Various other studies have primarily shown the trend of ovarian volume with increasing age. Scheffer GJ et al., showed decrease in the median value of the BOV (11.8 to 8.3 from 25 to 46 years of age progression) [19]. The r-value for BOV versus age was -0.30, with significant p-value <0.05; however, the mean follicular volume was increasing with age (r=0.37). Another study showed significant difference in the mean value of the BOV in above and below 35 years of the age group females while the mean BOV was insignificant in cases of poor and normal responders in females of both age groups [20]. We have also found a linear and negative correlation of BOV with age in fertile group; while the infertile females showed weaker correlation. Hence, chronological age can be a better approximation of reproductive age in fertile females as compared to the infertile group, probably due to accelerated reproductive ageing in the infertile patients.
Limitation
Few limitations are seen in ovarian volume assessment in cases of Polycystic Ovary Disease (PCOD) and in women on Oral Contraceptive Pills (OCP) as there is increase and decrease in the size of the ovaries respectively. Similarly, there may be variation in the volume measurement which can be overcome to some extent, by automated or 3-D measurements. These limitations were overcome in present study by excluding PCOD and OCP patients and employing VOCAL software for volumetric assessment.
The present study needs to be longitudinal in nature to lay down a protocol for BOV as a reliable marker of ovarian reserve. We need to provide strong evidence of the fact that lower ovarian volume is seen in infertile patients and resulted in poor response to ART stimulation protocols. However, these methods were out of the scope of present study. Another limitation in present study was non inclusion of AMH, which has also proved to be sensitive marker of ovarian reserve; however, it was omitted as it was unjustified to put burden on the control group, reporting to the department for complaint unrelated to fertility [21-23]. Future studies targeting AMH need to be done for further enhancing the predictability of ovarian reserve markers.

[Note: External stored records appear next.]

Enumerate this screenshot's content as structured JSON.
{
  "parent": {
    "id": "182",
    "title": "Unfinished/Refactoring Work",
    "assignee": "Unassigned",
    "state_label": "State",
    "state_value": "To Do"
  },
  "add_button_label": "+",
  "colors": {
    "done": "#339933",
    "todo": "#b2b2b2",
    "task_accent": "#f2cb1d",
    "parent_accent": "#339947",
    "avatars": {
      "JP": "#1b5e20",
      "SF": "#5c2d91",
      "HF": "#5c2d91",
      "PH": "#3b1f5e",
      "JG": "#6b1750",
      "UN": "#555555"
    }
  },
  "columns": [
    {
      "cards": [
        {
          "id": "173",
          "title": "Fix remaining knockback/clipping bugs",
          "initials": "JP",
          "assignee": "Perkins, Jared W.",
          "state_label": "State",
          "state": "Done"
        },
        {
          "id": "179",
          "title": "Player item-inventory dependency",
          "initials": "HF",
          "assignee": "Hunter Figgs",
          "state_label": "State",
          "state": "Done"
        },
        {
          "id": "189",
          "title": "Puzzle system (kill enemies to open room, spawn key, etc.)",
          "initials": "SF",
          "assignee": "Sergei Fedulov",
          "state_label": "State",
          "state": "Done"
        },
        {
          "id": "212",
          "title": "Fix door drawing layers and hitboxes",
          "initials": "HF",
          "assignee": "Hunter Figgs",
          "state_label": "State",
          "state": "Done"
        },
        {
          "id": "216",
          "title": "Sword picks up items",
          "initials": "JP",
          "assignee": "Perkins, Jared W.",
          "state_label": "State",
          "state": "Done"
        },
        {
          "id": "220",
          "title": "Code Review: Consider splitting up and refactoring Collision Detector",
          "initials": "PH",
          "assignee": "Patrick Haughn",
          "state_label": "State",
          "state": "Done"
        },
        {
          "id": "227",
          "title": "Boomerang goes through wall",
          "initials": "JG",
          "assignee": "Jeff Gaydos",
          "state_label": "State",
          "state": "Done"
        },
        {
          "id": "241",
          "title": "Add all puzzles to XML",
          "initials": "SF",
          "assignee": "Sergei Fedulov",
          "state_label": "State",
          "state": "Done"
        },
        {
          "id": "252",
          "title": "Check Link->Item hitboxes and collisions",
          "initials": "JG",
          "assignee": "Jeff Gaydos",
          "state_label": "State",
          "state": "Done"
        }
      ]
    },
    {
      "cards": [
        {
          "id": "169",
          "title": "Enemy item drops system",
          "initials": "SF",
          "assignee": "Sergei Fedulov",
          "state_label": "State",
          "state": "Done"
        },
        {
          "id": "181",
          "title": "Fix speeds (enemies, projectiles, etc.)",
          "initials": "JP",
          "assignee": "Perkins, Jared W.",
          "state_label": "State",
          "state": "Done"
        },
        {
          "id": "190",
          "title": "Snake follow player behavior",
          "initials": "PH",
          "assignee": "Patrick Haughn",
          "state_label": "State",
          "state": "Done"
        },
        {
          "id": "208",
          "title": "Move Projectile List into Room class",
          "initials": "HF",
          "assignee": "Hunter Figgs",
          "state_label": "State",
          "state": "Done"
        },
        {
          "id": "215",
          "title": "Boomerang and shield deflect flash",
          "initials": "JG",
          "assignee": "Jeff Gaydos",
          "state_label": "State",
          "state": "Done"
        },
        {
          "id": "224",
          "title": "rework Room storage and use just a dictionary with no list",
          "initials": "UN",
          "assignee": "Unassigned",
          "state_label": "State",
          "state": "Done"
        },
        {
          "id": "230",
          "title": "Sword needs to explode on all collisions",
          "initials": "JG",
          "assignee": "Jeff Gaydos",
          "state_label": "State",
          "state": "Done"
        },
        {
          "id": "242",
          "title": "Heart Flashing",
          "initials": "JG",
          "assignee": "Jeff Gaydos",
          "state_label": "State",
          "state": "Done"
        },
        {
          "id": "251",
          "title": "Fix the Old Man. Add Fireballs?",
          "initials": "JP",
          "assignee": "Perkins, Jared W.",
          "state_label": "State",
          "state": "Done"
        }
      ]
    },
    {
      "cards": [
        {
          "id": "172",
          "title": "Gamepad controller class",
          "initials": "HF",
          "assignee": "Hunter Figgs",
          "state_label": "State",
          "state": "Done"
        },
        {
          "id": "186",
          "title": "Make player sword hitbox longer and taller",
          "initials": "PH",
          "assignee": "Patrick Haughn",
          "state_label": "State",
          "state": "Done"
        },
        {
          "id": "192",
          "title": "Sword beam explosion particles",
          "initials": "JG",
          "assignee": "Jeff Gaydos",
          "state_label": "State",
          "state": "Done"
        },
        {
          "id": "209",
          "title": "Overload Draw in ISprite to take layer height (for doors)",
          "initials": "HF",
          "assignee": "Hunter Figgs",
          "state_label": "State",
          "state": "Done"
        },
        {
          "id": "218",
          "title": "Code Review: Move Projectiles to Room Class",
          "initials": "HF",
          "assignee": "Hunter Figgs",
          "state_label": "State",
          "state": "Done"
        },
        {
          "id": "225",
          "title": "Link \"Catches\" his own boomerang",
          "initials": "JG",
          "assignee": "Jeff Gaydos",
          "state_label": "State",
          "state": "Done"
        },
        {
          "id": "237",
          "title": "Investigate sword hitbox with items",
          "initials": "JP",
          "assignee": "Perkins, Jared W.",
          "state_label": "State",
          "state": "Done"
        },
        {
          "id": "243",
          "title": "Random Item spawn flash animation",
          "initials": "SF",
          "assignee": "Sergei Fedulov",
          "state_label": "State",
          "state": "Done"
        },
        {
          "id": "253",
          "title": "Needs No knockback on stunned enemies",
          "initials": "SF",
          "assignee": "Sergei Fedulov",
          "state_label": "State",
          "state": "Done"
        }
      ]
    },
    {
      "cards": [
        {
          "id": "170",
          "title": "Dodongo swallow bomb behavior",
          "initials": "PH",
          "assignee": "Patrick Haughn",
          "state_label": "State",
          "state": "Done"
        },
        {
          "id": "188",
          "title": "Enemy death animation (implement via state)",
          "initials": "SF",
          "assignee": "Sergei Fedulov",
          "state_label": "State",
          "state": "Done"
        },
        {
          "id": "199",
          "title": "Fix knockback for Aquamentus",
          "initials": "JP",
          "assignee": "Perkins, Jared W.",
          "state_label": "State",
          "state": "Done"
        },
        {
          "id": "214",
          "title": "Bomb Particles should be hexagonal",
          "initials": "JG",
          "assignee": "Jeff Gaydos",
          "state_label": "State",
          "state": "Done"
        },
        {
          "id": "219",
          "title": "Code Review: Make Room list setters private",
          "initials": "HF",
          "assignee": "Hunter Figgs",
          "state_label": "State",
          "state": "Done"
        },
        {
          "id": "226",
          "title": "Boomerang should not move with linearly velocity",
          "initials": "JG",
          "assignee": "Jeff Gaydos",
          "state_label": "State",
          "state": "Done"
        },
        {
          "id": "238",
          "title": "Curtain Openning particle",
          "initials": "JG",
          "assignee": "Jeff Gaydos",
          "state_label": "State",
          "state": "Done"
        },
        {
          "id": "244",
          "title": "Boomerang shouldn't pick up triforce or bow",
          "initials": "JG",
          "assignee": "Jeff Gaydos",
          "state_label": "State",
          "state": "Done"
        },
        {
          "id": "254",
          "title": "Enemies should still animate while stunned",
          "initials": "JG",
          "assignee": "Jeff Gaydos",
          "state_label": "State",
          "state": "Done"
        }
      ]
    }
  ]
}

An ideal test should be accurate, predictive, objective, reproducible, easily measurable, independent and cost effective. In view of the mentioned criteria, ovarian volume fulfils most of them; however, it may not be accurate and is dependent on other markers. Hence, its role always remains under question, when we compare it to AFC and AMH. The committee opinion on American gynecology practice recommends AMH, AFC and FSH plus estradiol for ovarian reserve assessment; however, none of them is able to predict the outcome of conception [5]. Hence, total ovarian volume can also stand shoulder to shoulder by the side of these recommended markers on account of its ease and supportive role, but not neck and neck due to its less sensitivity and specificity.
Conclusion
In conclusion, the results indicate that BOV is a reliable marker of ovarian reserve on account of its parallel trend with AFC; however, it should not be used as a single viable predictor of fecundity. BOV should not be omitted from the list of ovarian reserve markers on account of its ease of measurement during the standard gynaecological ultrasound. A cutoff value for BOV may be predicted, incorporating a large group of the patients and following them for success or failure in conception.